Another “reference standard” that may be closer to the currently recommended level of macronutrients that the government appears to advocate is represented by the contents of the NestlĂ© Nutrition product, Optifast. Their 510kcal (2.1MJ) serving contains 46.4% carbs, 32.5% protein and 20.1% fat. That is lower in both carbs and fat but much higher in protein than the SAD. As a further reference, in actual practice surveys show that American men eat 16%, and women 15%, of calories from protein. Most nutrition experts recommend no more than 30% of calories should come from protein, and then only when eaten with fat, and then only with blood tests that show no evidence of kidney disease.

What then are the other ranges of macronutrients? What, for example is considered low-carb? There is no definitive percentage but many people now consider 50 to 100 grams/day to be low-carb (vs. 300g in the SAD). Fifty grams is 200 calories or 10% of a 2000 calorie diet. 100g is 20%. That’s much better than 300g and a sure way to lose weight. Very low carb would be less than (<) 50g/day. Personally I eat about 15g/day but only 1200 calories total, so 15 x 4 = 60 calories which is only 5% of 1200. There is no minimum requirement for carbs, so some days I eat 5g with breakfast, zero at lunch, and 10 with dinner. If I skip dinner, I really lose weight. When I eat almost all fat and protein, I don’t get hungry.

That’s where calorie restriction comes into play. If you seriously restrict calories and eat a “balanced diet” of carbs, protein and fat, you WILL feel starved because your body IS being starved. You have limited the energy ingested and you have limited your body’s ability to access the stored fat on your body by eating carbs. Your body “notices” you have access to “quick energy” from readily available carbs (fruits and vegetables which seem to it to be “in season”), so it asks for (as in “craves”) more sugar. As long as you are a “sugar burner,” it “reasons,” you don’t need to access the dense fat reserves stored around your midriff. Insulin, the hormone secreted by your pancreas to transport glucose (the “sugar” broken down from all carbs) to your cells, is “telling” your fat cells to stay put and wait for the impending famine. Your body is doing you a big favor, it “thinks.” No matter how hard you try, it won’t let you burn your precious fat stores. You’re going to need it later, it says. It is going to protect you. It’s wants you to survive the winter that never comes….
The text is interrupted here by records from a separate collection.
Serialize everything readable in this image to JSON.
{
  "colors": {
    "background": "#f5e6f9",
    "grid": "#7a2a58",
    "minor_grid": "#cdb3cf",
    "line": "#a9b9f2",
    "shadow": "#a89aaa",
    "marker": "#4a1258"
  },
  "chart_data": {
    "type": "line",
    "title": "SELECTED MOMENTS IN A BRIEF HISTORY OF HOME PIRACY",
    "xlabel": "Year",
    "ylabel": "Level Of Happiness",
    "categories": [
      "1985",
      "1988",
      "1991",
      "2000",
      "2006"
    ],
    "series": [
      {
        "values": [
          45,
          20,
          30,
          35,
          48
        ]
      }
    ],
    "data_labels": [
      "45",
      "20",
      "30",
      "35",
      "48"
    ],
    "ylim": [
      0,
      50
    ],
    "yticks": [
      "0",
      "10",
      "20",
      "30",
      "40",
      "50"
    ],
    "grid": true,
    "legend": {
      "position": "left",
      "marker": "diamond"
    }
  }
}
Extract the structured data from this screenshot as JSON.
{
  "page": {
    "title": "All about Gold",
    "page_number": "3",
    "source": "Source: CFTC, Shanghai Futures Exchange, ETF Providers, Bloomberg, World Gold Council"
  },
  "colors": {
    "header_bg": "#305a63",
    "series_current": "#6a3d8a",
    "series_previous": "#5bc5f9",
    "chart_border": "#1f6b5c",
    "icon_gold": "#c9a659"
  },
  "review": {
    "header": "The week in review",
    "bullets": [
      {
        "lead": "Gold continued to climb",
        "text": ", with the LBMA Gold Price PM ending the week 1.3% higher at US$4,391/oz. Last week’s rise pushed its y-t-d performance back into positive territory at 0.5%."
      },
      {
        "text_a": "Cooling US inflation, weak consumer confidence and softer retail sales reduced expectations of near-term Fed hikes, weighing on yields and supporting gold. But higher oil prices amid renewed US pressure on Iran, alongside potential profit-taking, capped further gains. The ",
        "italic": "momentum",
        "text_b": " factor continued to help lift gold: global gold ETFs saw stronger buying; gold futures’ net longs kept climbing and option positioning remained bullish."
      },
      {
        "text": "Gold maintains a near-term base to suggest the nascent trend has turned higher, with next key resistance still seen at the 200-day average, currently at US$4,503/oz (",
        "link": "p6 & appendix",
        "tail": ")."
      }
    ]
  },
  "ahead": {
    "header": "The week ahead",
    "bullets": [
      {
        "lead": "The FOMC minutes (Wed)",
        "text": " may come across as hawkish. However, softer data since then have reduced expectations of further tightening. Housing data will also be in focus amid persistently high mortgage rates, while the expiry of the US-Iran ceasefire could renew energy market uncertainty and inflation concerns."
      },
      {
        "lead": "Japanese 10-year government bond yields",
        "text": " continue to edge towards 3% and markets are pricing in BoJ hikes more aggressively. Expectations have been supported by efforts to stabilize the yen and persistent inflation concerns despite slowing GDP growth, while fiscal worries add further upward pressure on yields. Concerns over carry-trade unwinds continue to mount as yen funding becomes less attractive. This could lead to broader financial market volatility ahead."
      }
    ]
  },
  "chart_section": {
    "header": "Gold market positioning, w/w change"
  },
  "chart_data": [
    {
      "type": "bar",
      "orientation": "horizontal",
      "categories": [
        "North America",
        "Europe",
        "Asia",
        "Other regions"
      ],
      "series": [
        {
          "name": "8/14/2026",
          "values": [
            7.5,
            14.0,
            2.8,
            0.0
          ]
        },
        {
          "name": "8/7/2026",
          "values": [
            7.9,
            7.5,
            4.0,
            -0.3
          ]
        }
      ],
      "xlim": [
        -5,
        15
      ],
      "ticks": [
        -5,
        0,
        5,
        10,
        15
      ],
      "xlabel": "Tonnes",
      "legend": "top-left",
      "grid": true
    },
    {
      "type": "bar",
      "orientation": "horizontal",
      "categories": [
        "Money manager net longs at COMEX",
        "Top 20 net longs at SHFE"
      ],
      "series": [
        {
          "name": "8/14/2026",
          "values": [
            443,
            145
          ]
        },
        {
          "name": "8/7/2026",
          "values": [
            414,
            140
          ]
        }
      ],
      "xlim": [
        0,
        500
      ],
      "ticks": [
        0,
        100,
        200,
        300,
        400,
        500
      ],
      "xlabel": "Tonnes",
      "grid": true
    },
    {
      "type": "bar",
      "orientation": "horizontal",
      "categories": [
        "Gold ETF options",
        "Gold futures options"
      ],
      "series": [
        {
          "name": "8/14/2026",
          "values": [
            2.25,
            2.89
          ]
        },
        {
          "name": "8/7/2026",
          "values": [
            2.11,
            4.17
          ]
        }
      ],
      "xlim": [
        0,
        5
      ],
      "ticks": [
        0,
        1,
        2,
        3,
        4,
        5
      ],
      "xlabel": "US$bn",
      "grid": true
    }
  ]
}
So, the only way you can restrict calories without hunger, if you want to do that to lose weight, is to restrict carbohydrates very severely. The number of grams and percentages of total calories will vary from person to person, due to differences in size and activity levels and hormonal issues (thyroid, or pregnancy, just for example). So will the number of days that it will take your body to get the message that the quick energy foods are no longer “available” – their season has passed – but when it does, it will use the fat it has safely put away for you. Your body is a beautifully designed machine, tuned to do just what you want it to do, if you ask it in a nice way. When you do, you are both happy.